Bild: Was nach dem Angriff vom 4. April übrig blieb: Rücksäcke, Hefte, Blut
Ma’arat al-Na’asan taz | Gegen 11 Uhr am 4. April scheint in Ma’arat
al-Na’asan nahe der nordsyrischen Stadt Idlib die Sonne. Alles ist ruhig –
kein gewöhnlicher Zustand für die Region, die von einem Zusammenschluss aus
Rebellengruppen und islamistischen Milizen, vor allem Tahrir al-Sham,
kontrolliert und immer wieder vom syrischen und russischen Militär
beschossen wird. Yamen, Hamza, Malik, Nasser und ein weiterer Freund – sie
alle sind zwischen 13 und 15 Jahren alt – laufen gemeinsam Richtung Schule.

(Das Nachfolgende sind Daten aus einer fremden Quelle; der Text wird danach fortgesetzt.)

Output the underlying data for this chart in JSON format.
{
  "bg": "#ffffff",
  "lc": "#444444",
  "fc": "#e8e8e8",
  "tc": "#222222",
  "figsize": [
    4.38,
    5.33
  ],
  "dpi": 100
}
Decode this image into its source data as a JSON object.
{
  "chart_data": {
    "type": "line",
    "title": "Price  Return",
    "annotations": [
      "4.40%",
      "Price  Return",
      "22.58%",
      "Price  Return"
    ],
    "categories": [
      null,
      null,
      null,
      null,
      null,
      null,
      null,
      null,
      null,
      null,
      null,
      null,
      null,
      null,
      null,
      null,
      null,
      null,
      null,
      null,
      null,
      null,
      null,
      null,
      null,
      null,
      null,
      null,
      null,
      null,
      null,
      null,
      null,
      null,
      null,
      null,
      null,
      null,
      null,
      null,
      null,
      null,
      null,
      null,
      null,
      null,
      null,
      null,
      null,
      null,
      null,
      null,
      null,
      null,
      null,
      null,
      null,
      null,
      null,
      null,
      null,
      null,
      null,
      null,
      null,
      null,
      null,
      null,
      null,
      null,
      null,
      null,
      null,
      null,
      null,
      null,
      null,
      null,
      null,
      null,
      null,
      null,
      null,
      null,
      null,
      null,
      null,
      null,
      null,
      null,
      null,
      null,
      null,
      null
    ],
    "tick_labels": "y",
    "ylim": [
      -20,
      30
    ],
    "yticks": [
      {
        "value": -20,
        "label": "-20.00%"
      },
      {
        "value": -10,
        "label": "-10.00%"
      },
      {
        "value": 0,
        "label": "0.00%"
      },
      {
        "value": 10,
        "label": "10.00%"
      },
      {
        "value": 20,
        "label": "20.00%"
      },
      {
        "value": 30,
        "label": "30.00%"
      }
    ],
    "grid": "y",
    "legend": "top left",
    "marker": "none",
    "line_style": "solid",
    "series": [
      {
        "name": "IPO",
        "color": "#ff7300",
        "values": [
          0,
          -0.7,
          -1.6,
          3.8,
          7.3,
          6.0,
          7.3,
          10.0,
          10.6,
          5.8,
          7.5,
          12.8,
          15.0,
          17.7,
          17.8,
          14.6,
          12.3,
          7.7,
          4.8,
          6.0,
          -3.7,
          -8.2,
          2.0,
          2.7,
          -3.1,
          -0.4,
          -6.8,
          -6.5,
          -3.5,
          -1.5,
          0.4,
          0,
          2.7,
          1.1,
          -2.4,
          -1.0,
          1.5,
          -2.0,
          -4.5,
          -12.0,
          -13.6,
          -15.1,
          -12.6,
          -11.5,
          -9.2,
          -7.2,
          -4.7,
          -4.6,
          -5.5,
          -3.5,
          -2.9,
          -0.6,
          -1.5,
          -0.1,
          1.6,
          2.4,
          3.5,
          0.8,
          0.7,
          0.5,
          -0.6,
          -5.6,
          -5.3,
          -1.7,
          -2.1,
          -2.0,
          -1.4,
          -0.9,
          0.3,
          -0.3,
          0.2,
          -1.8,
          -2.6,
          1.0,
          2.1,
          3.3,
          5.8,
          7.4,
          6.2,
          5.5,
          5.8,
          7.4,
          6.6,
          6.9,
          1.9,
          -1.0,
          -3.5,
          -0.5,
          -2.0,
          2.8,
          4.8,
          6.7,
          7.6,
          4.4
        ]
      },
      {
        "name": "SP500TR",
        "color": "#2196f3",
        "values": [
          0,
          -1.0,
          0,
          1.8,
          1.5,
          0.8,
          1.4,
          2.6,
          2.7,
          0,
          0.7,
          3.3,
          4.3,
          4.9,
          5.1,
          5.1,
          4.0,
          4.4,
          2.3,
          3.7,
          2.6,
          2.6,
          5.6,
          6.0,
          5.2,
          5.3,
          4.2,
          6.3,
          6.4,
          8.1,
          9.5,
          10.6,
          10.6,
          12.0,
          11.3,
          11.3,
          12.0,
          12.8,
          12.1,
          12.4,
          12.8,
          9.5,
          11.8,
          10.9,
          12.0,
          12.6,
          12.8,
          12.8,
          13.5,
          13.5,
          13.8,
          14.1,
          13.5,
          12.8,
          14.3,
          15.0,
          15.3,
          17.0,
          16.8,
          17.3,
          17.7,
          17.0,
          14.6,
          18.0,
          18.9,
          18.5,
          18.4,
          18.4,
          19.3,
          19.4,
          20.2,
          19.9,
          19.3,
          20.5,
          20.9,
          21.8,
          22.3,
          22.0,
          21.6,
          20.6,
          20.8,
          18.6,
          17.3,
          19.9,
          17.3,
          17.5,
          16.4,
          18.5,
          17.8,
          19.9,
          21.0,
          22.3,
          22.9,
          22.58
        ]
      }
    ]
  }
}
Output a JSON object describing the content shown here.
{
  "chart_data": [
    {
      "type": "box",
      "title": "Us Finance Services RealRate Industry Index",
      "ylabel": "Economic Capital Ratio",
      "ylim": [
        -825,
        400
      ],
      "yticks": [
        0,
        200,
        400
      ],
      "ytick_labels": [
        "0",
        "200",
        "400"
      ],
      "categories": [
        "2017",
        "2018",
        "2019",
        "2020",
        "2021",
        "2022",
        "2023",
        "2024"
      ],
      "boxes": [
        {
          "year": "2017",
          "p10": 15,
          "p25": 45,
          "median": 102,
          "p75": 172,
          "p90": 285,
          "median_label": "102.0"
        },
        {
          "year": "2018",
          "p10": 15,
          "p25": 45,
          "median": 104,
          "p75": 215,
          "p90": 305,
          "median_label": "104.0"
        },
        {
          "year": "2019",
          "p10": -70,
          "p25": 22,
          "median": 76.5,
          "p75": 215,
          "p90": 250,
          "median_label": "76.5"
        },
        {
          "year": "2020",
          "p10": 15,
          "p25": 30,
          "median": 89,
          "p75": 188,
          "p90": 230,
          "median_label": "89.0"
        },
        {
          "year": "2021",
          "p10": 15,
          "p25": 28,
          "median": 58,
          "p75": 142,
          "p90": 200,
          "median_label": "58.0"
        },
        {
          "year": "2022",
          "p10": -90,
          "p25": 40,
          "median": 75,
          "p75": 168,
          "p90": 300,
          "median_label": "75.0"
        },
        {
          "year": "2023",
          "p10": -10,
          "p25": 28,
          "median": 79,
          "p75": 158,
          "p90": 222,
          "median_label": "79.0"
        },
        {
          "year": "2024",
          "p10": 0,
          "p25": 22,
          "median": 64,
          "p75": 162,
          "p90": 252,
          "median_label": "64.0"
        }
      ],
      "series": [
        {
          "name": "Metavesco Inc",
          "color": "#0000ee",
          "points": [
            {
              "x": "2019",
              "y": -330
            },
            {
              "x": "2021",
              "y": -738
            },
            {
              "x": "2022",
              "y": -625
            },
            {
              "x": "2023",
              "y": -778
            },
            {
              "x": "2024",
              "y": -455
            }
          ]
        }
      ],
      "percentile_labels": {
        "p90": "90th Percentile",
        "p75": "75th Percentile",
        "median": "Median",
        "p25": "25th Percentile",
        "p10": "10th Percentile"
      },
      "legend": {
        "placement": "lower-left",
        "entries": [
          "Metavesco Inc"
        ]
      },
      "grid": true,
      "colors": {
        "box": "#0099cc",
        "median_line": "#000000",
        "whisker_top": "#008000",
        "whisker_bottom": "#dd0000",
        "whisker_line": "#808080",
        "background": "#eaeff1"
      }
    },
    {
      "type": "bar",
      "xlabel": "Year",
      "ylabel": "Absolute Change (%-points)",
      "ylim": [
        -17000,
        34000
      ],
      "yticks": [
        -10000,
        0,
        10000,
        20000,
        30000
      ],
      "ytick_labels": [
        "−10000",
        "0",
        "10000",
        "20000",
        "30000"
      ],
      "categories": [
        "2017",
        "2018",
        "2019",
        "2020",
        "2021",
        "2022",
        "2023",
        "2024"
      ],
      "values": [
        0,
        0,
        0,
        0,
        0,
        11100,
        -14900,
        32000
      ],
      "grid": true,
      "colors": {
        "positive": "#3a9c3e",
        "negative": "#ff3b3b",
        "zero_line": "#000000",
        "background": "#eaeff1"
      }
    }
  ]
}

Kurz bevor sie diese erreichen, schlägt neben ihnen eine Artilleriegranate
ein, abgefeuert von der syrischen Armee. Die vier Jungen sterben, ihr
Freund überlebt.
Seitdem ist für die Familien nichts mehr, wie es war. „Davor waren wir
gemeinsam zu Hause, alles war in Ordnung“, erzählt der Vater von Yamen. Er
sei froh gewesen, dass sein Sohn in die Schule ging, sei stolz auf ihn
gewesen. Nun steht er an der Stelle, an der dieser starb und weint. Die
Leiche seines Kindes habe er nur anhand der Schuhe identifizieren können.
Die Lehrkräfte der Schule der Kinder – sie heißt [1][Madrassah Al-Amal],
Schule der Hoffnung – besuchten gemeinsam die Beerdigung. Ahmed Al-Maher,
ein Nachbar aus dem Dorf, der ebenfalls teilnahm, fragt: „Wann wird dieser
Krieg endlich enden?“ Denn nicht nur die kontinuierliche Bedrohung durch
Bombardements und andere Angriffe behindern die Ausbildung junger Menschen
in Syrien. Auch dass viele Kinder Binnengeflüchtete sind, es nicht
ausreichend Platz und Gebäude für Schulen gibt, aber auch die allgemeinen
wirtschaftlichen Schwierigkeiten, in denen viele Menschen im Land stecken,
sorgen dafür, dass Syrien in einer Bildungskrise steckt.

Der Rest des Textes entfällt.